Whilst barriers to rehabilitation have continued to fall, a significant number of employers are paying for private medical treatment. 39% of companies indicated that at least one member of staff had received treatment either paid for directly or through the company (24%), whilst 15% received treatment through a medical insurance scheme.
EEF believes increased private provision may prove a rising trend as the UK comes out of recession, and if health service reforms create public uncertainly about the speed of access to NHS services. At present treatments such as physiotherapy may be taxed as benefits in kind, particularly if it treats a condition not caused by work and this is a major disincentive to their provision. Government needs to take a more positive approach in this area and send an important signal to employers about the importance of their role in providing for rehabilitation.
Other findings include:
· The research reveals the top causes of short-term sickness absence as: ‘minor illness’, ‘back pain and other joint / muscular problems; the same as for the past three years.
· For cases of long-term sickness absence, the main causes are surgery or medical investigations and tests, back problems, cancer and mental ill health, excluding stress; the same as for the past three years.

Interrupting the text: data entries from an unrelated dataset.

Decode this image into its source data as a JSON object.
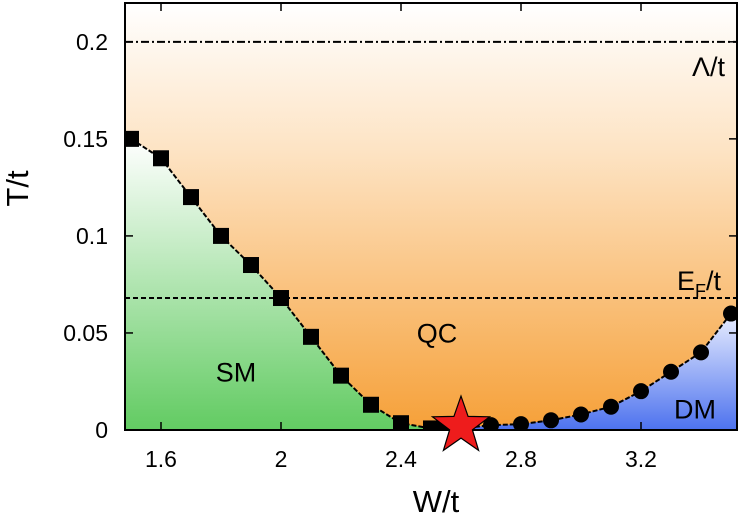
{
  "chart_data": {
    "type": "scatter",
    "title": "",
    "xlabel": "W/t",
    "ylabel": "T/t",
    "xlim": [
      1.48,
      3.52
    ],
    "ylim": [
      0,
      0.22
    ],
    "xticks": [
      1.6,
      2,
      2.4,
      2.8,
      3.2
    ],
    "xtick_labels": [
      "1.6",
      "2",
      "2.4",
      "2.8",
      "3.2"
    ],
    "yticks": [
      0,
      0.05,
      0.1,
      0.15,
      0.2
    ],
    "ytick_labels": [
      "0",
      "0.05",
      "0.1",
      "0.15",
      "0.2"
    ],
    "grid": false,
    "series": [
      {
        "marker": "square",
        "color": "#000000",
        "x": [
          1.5,
          1.6,
          1.7,
          1.8,
          1.9,
          2.0,
          2.1,
          2.2,
          2.3,
          2.4,
          2.5,
          2.55
        ],
        "y": [
          0.15,
          0.14,
          0.12,
          0.1,
          0.085,
          0.068,
          0.048,
          0.028,
          0.013,
          0.0035,
          0.0008,
          0.0002
        ]
      },
      {
        "marker": "circle",
        "color": "#000000",
        "x": [
          2.6,
          2.7,
          2.8,
          2.9,
          3.0,
          3.1,
          3.2,
          3.3,
          3.4,
          3.5
        ],
        "y": [
          0.0008,
          0.0025,
          0.003,
          0.005,
          0.008,
          0.012,
          0.02,
          0.03,
          0.04,
          0.06
        ]
      }
    ],
    "critical_point": {
      "x": 2.6,
      "y": 0.002,
      "marker": "star",
      "color": "#ee1c1c"
    },
    "reference_lines": [
      {
        "y": 0.2,
        "label": "Λ/t",
        "style": "dash-dot"
      },
      {
        "y": 0.068,
        "label": "E_F/t",
        "label_main": "E",
        "label_sub": "F",
        "label_rest": "/t",
        "style": "dashed"
      }
    ],
    "regions": [
      {
        "label": "SM",
        "color": "#6ccf6c"
      },
      {
        "label": "QC",
        "color": "#f6a03a"
      },
      {
        "label": "DM",
        "color": "#5577ee"
      }
    ]
  }
}
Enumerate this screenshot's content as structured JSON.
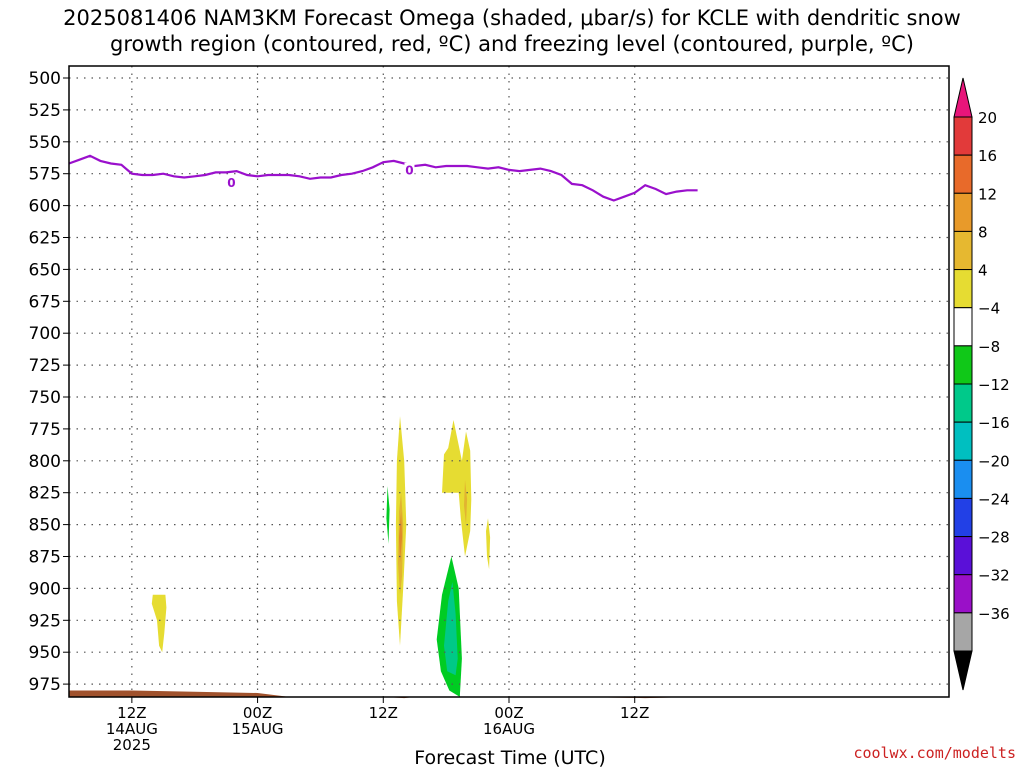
{
  "title": {
    "line1": "2025081406 NAM3KM Forecast Omega (shaded, μbar/s) for KCLE with dendritic snow",
    "line2": "growth region (contoured, red, ºC) and freezing level (contoured, purple, ºC)"
  },
  "credit": "coolwx.com/modelts",
  "colors": {
    "freezing_level": "#9a10cc",
    "ground": "#a0522d",
    "grid": "#555555"
  },
  "chart_data": {
    "type": "contour-timeseries",
    "xlabel": "Forecast Time (UTC)",
    "x_hours": [
      0,
      84
    ],
    "ylim": [
      500,
      1000
    ],
    "y_ticks": [
      500,
      525,
      550,
      575,
      600,
      625,
      650,
      675,
      700,
      725,
      750,
      775,
      800,
      825,
      850,
      875,
      900,
      925,
      950,
      975
    ],
    "x_ticks": [
      {
        "hour": 6,
        "lines": [
          "12Z",
          "14AUG",
          "2025"
        ]
      },
      {
        "hour": 18,
        "lines": [
          "00Z",
          "15AUG"
        ]
      },
      {
        "hour": 30,
        "lines": [
          "12Z"
        ]
      },
      {
        "hour": 42,
        "lines": [
          "00Z",
          "16AUG"
        ]
      },
      {
        "hour": 54,
        "lines": [
          "12Z"
        ]
      }
    ],
    "freezing_level": {
      "label": "0",
      "label_positions": [
        [
          15.5,
          582
        ],
        [
          32.5,
          572
        ]
      ],
      "hours": [
        0,
        1,
        2,
        3,
        4,
        5,
        6,
        7,
        8,
        9,
        10,
        11,
        12,
        13,
        14,
        15,
        16,
        17,
        18,
        19,
        20,
        21,
        22,
        23,
        24,
        25,
        26,
        27,
        28,
        29,
        30,
        31,
        32,
        33,
        34,
        35,
        36,
        37,
        38,
        39,
        40,
        41,
        42,
        43,
        44,
        45,
        46,
        47,
        48,
        49,
        50,
        51,
        52,
        53,
        54,
        55,
        56,
        57,
        58,
        59,
        60
      ],
      "pressure": [
        567,
        564,
        561,
        565,
        567,
        568,
        575,
        576,
        576,
        575,
        577,
        578,
        577,
        576,
        574,
        574,
        573,
        576,
        577,
        576,
        576,
        576,
        577,
        579,
        578,
        578,
        576,
        575,
        573,
        570,
        566,
        565,
        567,
        569,
        568,
        570,
        569,
        569,
        569,
        570,
        571,
        570,
        572,
        573,
        572,
        571,
        573,
        576,
        583,
        584,
        588,
        593,
        596,
        593,
        590,
        584,
        587,
        591,
        589,
        588,
        588
      ]
    },
    "omega_regions": [
      {
        "value": 4,
        "color": "#e6dc32",
        "points": [
          [
            8.0,
            905
          ],
          [
            9.2,
            905
          ],
          [
            9.3,
            915
          ],
          [
            9.1,
            935
          ],
          [
            8.9,
            950
          ],
          [
            8.6,
            945
          ],
          [
            8.4,
            925
          ],
          [
            7.9,
            912
          ]
        ]
      },
      {
        "value": 4,
        "color": "#e6dc32",
        "points": [
          [
            31.6,
            765
          ],
          [
            32.0,
            800
          ],
          [
            32.2,
            850
          ],
          [
            31.9,
            900
          ],
          [
            31.6,
            945
          ],
          [
            31.3,
            910
          ],
          [
            31.2,
            850
          ],
          [
            31.3,
            800
          ]
        ]
      },
      {
        "value": 8,
        "color": "#e2b430",
        "points": [
          [
            31.7,
            825
          ],
          [
            31.9,
            850
          ],
          [
            31.8,
            890
          ],
          [
            31.6,
            905
          ],
          [
            31.4,
            880
          ],
          [
            31.5,
            840
          ]
        ]
      },
      {
        "value": 12,
        "color": "#e08a2a",
        "points": [
          [
            31.7,
            840
          ],
          [
            31.8,
            860
          ],
          [
            31.6,
            880
          ],
          [
            31.5,
            860
          ]
        ]
      },
      {
        "value": 4,
        "color": "#e6dc32",
        "points": [
          [
            36.2,
            790
          ],
          [
            36.7,
            768
          ],
          [
            37.5,
            800
          ],
          [
            37.9,
            777
          ],
          [
            38.3,
            792
          ],
          [
            38.4,
            830
          ],
          [
            38.3,
            855
          ],
          [
            37.8,
            875
          ],
          [
            37.4,
            845
          ],
          [
            37.2,
            825
          ],
          [
            35.6,
            825
          ],
          [
            35.8,
            795
          ]
        ]
      },
      {
        "value": 8,
        "color": "#e2b430",
        "points": [
          [
            37.8,
            815
          ],
          [
            38.0,
            830
          ],
          [
            37.9,
            850
          ],
          [
            37.7,
            835
          ]
        ]
      },
      {
        "value": 4,
        "color": "#e6dc32",
        "points": [
          [
            40.0,
            845
          ],
          [
            40.2,
            860
          ],
          [
            40.1,
            885
          ],
          [
            39.9,
            875
          ],
          [
            39.8,
            855
          ]
        ]
      },
      {
        "value": -4,
        "color": "#00cc22",
        "points": [
          [
            30.4,
            820
          ],
          [
            30.6,
            838
          ],
          [
            30.5,
            865
          ],
          [
            30.3,
            845
          ]
        ]
      },
      {
        "value": -4,
        "color": "#00cc22",
        "points": [
          [
            36.5,
            875
          ],
          [
            37.2,
            900
          ],
          [
            37.5,
            955
          ],
          [
            37.3,
            985
          ],
          [
            36.3,
            980
          ],
          [
            35.5,
            965
          ],
          [
            35.1,
            940
          ],
          [
            35.6,
            905
          ]
        ]
      },
      {
        "value": -8,
        "color": "#00c988",
        "points": [
          [
            36.6,
            895
          ],
          [
            36.9,
            920
          ],
          [
            37.1,
            955
          ],
          [
            36.9,
            968
          ],
          [
            36.1,
            965
          ],
          [
            35.8,
            945
          ],
          [
            36.2,
            910
          ]
        ]
      }
    ],
    "ground": [
      [
        0,
        980
      ],
      [
        6,
        980
      ],
      [
        12,
        981
      ],
      [
        18,
        982
      ],
      [
        21,
        985
      ],
      [
        30,
        985
      ],
      [
        32,
        986
      ],
      [
        33,
        985
      ],
      [
        48,
        985
      ],
      [
        55,
        986
      ],
      [
        60,
        985
      ],
      [
        84,
        985
      ]
    ],
    "colorbar": {
      "labels": [
        "20",
        "16",
        "12",
        "8",
        "4",
        "−4",
        "−8",
        "−12",
        "−16",
        "−20",
        "−24",
        "−28",
        "−32",
        "−36"
      ],
      "colors": [
        "#e23a3a",
        "#e86a2a",
        "#e89a2a",
        "#e6b830",
        "#e6dc32",
        "#ffffff",
        "#10c818",
        "#00c98a",
        "#00bfc0",
        "#1a8ef0",
        "#2240e6",
        "#5a10d8",
        "#9a10c8",
        "#a6a6a6"
      ],
      "top_color": "#e8157a",
      "bottom_color": "#000000"
    }
  }
}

· The report highlights a continued decrease in stress and back pain as a cause of long-term sickness absence. This is now a long-term trend, which contradicts the public perception and highlights better attempts by employers to address the issues.
· 38% of companies saw a decrease in short-term sickness absence in 2009, slightly down from 41% in 2009. However, the proportion of companies reporting an increase has now steadily declined from 25% in 2007 to 15% in 2010.
· Although more companies report rising long-term absence, the overall trend remains positive with the number of companies reporting an increase in long-term absence declining from 39% in 2007 to 32% in 2010.